[原子力産業新聞] 2003年11月6日 第2209号 <3面>

[米・NEI] 国民の60%「原子力支持」

 米原子力エネルギー協会(NEI)は、10月3〜5日に全米1000名の成人を対象として行った、原子力発電に関する世論調査の結果を発表した。これによると、原子力発電を「強く支持」または「支持」と答えた人は60%と、「不支持」の36%を大きく上回り、5月調査時の64%に続く高い支持率となった(=グラフ参照)。この調査が始まった1983年には、原子力への支持が49%、不支持の46%と賛否が拮抗していた。

 この世論調査は、NEIの委託を受けて、ビスコンティ研究所とローパーASW社が電話による聞き取りで行ったもの。

 調査に対して、原子力発電所新設のオプションを保持すべきと答えた人は70%(今年5月は65%)、原子力発電が将来の米国のエネルギー供給で重要な役割を果たすべきと答えた人は71%にのぼった。

 また、新規発電施設が必要な場合、自分の家から最も近い既存の原子力発電所に、新たな原子炉の増設を認めると答えた人が54%(5月調査では48%)に増加、認めないと答えた人は41%だった。また、54%が米国で原子力発電所の新設が「絶対に」必要と答え、これも4ポイントのアップ。原子力発電所運転認可延長への支持も83%にのぼった。

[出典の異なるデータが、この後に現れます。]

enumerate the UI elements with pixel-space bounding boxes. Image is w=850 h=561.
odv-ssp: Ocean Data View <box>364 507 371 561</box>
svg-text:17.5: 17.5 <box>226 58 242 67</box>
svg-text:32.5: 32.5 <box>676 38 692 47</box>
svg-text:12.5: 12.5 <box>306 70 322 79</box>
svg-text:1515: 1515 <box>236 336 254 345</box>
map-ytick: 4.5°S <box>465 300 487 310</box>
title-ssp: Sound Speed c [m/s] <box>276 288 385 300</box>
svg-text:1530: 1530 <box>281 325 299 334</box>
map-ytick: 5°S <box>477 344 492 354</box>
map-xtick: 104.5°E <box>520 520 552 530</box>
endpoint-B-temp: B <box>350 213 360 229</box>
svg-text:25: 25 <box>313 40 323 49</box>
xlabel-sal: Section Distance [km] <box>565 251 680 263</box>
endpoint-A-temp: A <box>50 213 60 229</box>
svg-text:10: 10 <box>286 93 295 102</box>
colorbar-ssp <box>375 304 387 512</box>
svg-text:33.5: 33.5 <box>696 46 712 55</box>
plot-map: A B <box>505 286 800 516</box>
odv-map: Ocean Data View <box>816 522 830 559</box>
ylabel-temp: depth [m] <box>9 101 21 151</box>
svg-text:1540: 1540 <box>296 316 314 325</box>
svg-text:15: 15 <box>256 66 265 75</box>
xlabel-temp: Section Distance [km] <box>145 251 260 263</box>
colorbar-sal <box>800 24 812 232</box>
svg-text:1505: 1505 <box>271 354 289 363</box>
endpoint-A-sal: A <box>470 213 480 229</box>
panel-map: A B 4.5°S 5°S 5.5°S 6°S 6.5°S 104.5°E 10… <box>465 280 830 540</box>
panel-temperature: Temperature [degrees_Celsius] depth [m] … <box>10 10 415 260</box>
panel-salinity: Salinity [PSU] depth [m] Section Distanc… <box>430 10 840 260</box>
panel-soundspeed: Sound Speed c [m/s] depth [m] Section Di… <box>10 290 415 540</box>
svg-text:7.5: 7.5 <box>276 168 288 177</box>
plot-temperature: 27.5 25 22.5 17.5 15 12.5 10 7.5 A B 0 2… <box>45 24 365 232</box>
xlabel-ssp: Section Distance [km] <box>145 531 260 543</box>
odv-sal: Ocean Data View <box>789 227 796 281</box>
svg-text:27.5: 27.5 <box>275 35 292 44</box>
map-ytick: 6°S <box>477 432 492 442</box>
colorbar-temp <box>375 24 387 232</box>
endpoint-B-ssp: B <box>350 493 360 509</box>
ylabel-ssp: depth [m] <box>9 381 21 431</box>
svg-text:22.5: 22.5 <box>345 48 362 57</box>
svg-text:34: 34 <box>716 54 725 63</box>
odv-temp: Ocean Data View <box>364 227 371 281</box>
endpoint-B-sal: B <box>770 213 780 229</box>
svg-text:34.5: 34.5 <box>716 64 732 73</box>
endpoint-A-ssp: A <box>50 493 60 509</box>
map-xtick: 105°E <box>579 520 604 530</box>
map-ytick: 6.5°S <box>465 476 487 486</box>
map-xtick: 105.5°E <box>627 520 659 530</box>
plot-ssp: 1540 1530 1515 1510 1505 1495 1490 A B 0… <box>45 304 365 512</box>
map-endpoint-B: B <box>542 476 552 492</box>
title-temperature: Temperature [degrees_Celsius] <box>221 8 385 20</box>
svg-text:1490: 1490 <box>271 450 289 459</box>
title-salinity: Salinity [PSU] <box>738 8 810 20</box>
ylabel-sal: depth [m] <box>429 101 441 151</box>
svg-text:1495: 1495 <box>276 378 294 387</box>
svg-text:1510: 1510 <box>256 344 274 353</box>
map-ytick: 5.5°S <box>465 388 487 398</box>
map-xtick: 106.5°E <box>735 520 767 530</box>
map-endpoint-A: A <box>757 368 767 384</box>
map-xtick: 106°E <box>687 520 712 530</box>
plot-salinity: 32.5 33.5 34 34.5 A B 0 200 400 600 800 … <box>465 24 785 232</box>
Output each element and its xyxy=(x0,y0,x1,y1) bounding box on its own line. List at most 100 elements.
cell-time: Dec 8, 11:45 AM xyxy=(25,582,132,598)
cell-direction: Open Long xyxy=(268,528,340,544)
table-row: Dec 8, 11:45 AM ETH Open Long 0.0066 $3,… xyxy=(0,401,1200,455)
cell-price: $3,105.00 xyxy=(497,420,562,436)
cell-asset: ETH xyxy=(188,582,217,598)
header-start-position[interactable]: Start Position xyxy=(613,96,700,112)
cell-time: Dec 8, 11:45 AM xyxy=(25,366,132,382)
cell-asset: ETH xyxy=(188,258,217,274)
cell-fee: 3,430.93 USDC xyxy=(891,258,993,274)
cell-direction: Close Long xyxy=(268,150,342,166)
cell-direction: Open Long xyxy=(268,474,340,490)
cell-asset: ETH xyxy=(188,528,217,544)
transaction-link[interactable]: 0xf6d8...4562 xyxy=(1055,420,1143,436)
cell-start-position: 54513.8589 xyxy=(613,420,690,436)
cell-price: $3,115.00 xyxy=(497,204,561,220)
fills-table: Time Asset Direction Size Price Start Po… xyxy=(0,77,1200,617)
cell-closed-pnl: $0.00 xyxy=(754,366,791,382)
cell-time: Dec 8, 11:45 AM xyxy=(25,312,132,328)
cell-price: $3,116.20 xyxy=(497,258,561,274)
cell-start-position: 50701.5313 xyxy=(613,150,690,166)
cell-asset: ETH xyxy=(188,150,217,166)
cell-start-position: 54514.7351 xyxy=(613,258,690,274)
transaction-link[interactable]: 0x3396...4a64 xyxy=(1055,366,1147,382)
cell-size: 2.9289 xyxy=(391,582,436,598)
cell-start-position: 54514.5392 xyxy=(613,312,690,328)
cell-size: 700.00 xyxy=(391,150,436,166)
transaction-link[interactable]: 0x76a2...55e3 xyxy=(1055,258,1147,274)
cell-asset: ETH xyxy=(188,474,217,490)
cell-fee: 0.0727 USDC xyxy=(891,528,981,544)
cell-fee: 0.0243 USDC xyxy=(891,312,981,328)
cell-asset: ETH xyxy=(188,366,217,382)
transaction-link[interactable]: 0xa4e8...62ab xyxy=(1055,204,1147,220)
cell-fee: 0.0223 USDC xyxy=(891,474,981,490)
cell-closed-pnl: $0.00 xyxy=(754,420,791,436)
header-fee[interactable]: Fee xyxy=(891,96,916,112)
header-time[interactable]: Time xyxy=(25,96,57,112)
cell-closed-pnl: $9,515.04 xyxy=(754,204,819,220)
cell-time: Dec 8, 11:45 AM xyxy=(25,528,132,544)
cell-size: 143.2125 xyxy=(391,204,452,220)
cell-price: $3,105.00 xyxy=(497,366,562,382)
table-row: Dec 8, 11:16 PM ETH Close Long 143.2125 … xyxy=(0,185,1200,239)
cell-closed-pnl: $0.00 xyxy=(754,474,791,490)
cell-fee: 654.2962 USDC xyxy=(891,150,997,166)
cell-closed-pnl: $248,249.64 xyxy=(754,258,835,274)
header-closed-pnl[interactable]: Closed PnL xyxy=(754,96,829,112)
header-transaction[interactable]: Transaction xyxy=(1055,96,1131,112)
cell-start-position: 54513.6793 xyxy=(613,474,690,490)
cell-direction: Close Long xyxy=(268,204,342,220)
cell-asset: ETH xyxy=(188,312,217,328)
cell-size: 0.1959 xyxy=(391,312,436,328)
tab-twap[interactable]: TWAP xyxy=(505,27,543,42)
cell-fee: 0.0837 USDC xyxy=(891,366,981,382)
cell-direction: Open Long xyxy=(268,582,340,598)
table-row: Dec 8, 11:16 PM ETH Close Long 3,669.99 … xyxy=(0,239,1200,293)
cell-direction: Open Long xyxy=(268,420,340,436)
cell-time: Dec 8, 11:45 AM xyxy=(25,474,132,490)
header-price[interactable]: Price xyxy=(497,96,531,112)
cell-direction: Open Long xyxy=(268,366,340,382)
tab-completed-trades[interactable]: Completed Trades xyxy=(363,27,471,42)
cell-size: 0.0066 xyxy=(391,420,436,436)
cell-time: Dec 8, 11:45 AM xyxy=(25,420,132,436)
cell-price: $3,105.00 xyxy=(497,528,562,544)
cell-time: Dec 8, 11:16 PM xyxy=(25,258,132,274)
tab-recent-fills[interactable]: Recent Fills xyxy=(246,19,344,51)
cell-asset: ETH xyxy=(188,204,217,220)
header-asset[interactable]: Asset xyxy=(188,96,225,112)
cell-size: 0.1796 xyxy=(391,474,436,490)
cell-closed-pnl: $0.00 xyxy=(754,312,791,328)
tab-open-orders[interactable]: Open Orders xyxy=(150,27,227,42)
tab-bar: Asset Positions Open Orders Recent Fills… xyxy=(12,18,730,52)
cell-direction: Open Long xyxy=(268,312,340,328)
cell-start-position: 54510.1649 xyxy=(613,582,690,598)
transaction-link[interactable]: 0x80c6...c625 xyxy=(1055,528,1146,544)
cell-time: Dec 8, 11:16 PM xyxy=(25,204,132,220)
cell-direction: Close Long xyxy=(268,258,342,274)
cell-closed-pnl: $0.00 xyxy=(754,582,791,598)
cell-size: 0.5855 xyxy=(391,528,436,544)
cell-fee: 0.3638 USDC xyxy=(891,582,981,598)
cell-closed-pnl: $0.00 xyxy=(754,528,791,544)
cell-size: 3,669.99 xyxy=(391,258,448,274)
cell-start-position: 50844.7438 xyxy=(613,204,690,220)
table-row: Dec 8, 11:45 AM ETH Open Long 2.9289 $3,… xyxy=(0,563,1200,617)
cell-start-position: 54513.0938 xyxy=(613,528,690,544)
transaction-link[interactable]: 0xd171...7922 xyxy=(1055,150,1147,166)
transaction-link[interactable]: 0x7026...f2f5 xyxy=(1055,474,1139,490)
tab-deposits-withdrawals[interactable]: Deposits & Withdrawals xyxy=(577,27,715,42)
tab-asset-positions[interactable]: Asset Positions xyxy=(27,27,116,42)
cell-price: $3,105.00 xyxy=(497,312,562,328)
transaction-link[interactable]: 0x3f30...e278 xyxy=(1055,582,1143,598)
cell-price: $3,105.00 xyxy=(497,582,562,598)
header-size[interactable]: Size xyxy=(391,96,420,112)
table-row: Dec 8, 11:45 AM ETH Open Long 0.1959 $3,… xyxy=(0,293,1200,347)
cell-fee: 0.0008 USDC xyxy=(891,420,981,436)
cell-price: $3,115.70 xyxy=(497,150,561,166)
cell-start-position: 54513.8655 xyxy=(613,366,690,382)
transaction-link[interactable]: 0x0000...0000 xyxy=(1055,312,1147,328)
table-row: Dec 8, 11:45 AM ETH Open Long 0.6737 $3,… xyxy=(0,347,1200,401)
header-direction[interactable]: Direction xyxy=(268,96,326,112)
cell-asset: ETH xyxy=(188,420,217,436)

 NEIによると、今調査は8月14日に起こった北米大停電の影響を強く受けており、発電所新設への支持が強く打ち出された。特に大停電の影響を強く受けた米北東部では、最も近い原子力発電所に増設を認めると答えた人が、5月の40%から58%へ増加、中西部でも55%から66%へ急増した。

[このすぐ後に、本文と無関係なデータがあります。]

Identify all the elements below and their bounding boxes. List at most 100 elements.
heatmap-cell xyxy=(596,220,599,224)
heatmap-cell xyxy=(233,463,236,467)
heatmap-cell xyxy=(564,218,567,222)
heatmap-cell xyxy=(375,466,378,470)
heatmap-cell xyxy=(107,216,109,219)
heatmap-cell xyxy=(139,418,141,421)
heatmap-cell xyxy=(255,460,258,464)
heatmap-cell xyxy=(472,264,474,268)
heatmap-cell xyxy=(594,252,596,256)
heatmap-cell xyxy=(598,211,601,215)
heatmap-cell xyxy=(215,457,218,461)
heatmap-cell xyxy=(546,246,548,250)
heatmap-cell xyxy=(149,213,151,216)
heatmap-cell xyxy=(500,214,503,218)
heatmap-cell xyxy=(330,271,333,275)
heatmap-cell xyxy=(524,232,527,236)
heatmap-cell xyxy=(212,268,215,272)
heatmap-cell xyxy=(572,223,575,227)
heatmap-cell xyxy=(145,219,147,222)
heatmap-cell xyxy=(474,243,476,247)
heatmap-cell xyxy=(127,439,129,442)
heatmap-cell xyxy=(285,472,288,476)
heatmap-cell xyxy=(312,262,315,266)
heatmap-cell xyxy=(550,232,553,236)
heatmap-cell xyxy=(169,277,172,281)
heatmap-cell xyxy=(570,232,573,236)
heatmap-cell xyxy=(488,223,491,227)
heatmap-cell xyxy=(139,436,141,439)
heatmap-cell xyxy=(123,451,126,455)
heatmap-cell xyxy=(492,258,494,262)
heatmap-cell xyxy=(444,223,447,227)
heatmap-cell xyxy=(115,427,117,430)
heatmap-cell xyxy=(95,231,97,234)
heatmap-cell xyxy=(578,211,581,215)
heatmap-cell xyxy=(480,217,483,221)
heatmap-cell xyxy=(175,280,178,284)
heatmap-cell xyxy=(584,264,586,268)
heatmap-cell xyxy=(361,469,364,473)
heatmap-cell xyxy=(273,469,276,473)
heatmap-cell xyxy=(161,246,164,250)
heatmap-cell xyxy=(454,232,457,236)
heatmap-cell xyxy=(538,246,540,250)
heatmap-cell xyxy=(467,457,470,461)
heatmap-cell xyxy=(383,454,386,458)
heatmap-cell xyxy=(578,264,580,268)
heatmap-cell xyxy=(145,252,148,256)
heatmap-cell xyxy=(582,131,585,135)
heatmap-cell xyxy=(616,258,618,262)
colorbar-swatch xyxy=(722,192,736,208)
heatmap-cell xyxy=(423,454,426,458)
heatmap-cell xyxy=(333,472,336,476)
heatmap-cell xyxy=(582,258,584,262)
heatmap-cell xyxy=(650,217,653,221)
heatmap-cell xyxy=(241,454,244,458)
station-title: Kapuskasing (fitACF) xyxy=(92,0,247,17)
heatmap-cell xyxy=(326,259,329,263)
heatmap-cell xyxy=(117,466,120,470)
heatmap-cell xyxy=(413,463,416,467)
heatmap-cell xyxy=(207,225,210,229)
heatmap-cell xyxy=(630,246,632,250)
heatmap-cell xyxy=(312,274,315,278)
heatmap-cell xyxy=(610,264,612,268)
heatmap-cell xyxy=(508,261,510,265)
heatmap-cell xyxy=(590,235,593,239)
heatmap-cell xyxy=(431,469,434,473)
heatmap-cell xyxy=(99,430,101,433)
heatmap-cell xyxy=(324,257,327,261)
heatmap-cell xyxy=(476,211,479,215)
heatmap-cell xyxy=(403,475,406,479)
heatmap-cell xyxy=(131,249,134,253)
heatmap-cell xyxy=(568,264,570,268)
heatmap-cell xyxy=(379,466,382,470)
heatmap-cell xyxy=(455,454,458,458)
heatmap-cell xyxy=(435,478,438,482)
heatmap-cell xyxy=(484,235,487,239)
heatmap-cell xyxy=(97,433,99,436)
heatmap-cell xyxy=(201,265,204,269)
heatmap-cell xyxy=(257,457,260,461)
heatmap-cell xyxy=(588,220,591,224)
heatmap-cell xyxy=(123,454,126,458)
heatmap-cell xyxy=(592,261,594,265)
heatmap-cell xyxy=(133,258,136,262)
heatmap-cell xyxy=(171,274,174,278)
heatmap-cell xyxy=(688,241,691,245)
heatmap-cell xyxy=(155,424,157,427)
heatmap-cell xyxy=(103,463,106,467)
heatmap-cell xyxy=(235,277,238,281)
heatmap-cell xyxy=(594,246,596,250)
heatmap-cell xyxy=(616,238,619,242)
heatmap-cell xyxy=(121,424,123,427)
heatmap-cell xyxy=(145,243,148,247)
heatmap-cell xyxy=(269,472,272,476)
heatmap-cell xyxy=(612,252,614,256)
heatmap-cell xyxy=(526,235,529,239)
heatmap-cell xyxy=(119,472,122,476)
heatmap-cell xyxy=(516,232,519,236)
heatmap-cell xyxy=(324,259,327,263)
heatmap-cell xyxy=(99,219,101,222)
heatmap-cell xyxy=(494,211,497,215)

 米国で話題になっている原子力発電所のセキュリティに関しても世論調査が行われた。原子力発電所、ダム、化学プラント、天然ガス・パイプラインと貯蔵施設、港湾施設の5種類の施設から、最も「強固」な施設として、原子力発電所が31%でトップ。テロ攻撃に対して「最も対策が進んでいる」施設としても、原子力発電所がトップの66%。テロ対策に関して米国民が、原子力施設に比較的信頼を寄せていることが明らかになった。